Puerto Rico’s official political identity is the Commonwealth of Puerto Rico, albeit in title rather than form. Despite granting Puerto Rico the right to constitute its own republican government, Congress retains control over the islands under the Federal Constitution’s Territorial Clause. Recently, Congress exercised this control and enacted PROMESA, whereupon a fiscal control board was appointed to oversee Puerto Rico’s fiscal plans and assure the local government pays its 74-billion-dollar public debt. For local communities and municipalities, the board threatens local budgets and other instrumentalities, such as land and utilities. This means that efforts to create community-owned resources and revenue streams could be hampered by the board.

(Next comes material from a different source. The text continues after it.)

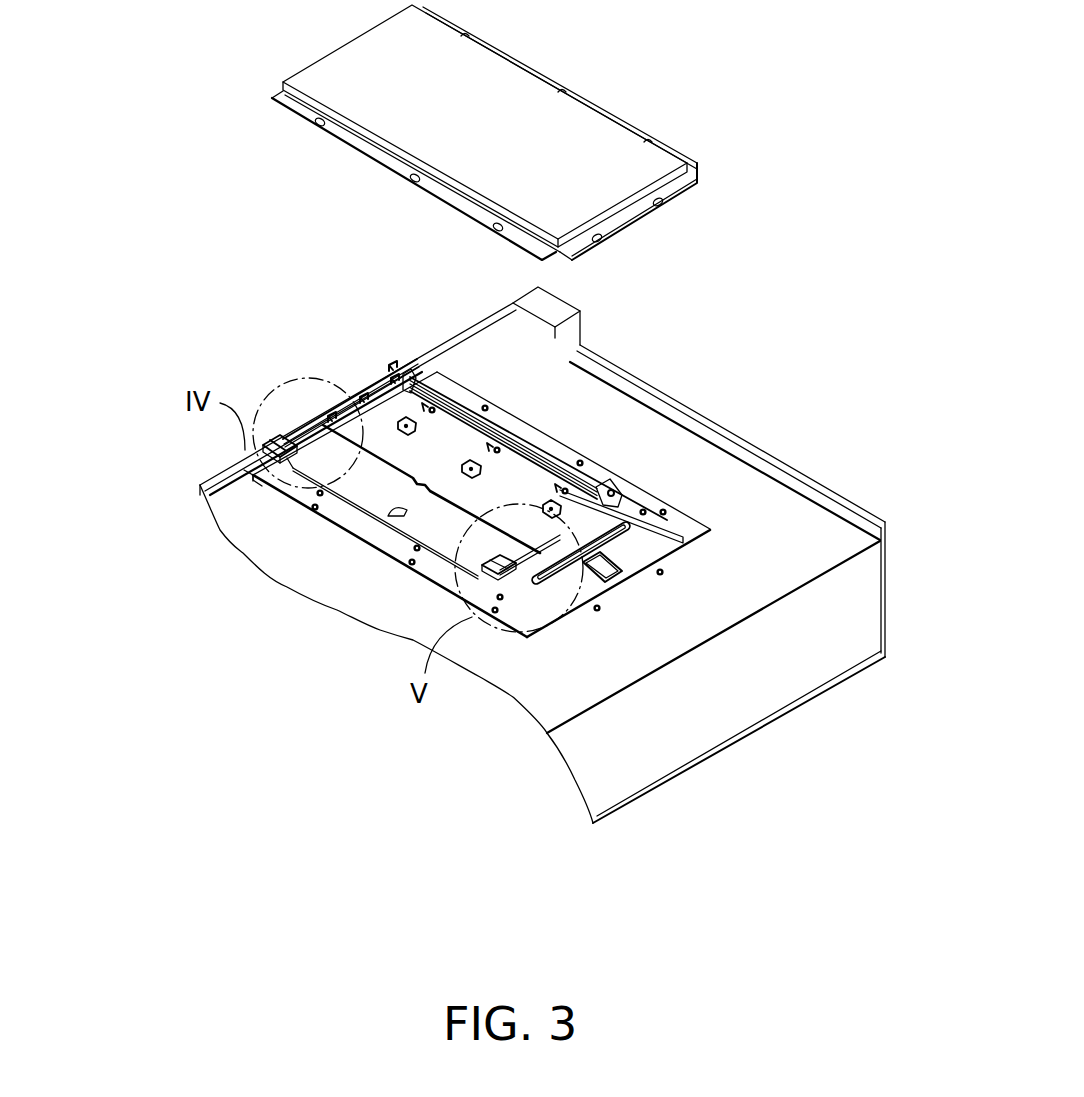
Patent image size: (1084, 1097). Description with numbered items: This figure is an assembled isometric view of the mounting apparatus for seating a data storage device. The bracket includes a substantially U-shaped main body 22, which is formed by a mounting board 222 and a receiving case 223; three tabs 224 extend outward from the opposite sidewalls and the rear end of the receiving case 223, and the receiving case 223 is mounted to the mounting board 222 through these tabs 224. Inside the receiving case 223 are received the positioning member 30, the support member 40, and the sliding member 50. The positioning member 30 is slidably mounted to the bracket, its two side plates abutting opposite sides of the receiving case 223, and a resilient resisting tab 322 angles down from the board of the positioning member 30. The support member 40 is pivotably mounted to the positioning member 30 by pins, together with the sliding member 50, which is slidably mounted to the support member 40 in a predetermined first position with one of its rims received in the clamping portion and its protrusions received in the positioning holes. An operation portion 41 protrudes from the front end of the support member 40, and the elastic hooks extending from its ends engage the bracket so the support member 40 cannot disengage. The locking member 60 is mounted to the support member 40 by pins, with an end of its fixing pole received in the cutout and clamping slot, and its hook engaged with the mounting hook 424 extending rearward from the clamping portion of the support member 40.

As #UBLawReponds student attorneys, we tasked ourselves with identifying ways in which Puerto Rico’s communities can achieve resiliency and rise above the strictures of PROMESA and the fiscal control board. In a similar manner, other schools and entities, both in Puerto Rico and mainland U.S, have joined the efforts to research and propose creative solutions to Puerto Rico’s ongoing crisis. For Puerto Ricans, it is important that discussions about the political and fiscal future of Puerto Rico continue in academic, political, and social fora. The goal is to educate people and create awareness in Puerto Rico and in the U.S. mainland. American citizens, including the millions of Puerto Ricans living in the several states, need to be aware of how they can have a strong voice in Congress through their representatives, and advocate for their fellow Americans living in Puerto Rico. But regardless of the will of Congress, Puerto Ricans need to act now. Given the collective efforts of local community partners, firms, universities, law schools, and hopefully this clinic, Puerto Rican communities could soon take charge of the future of Borinquen.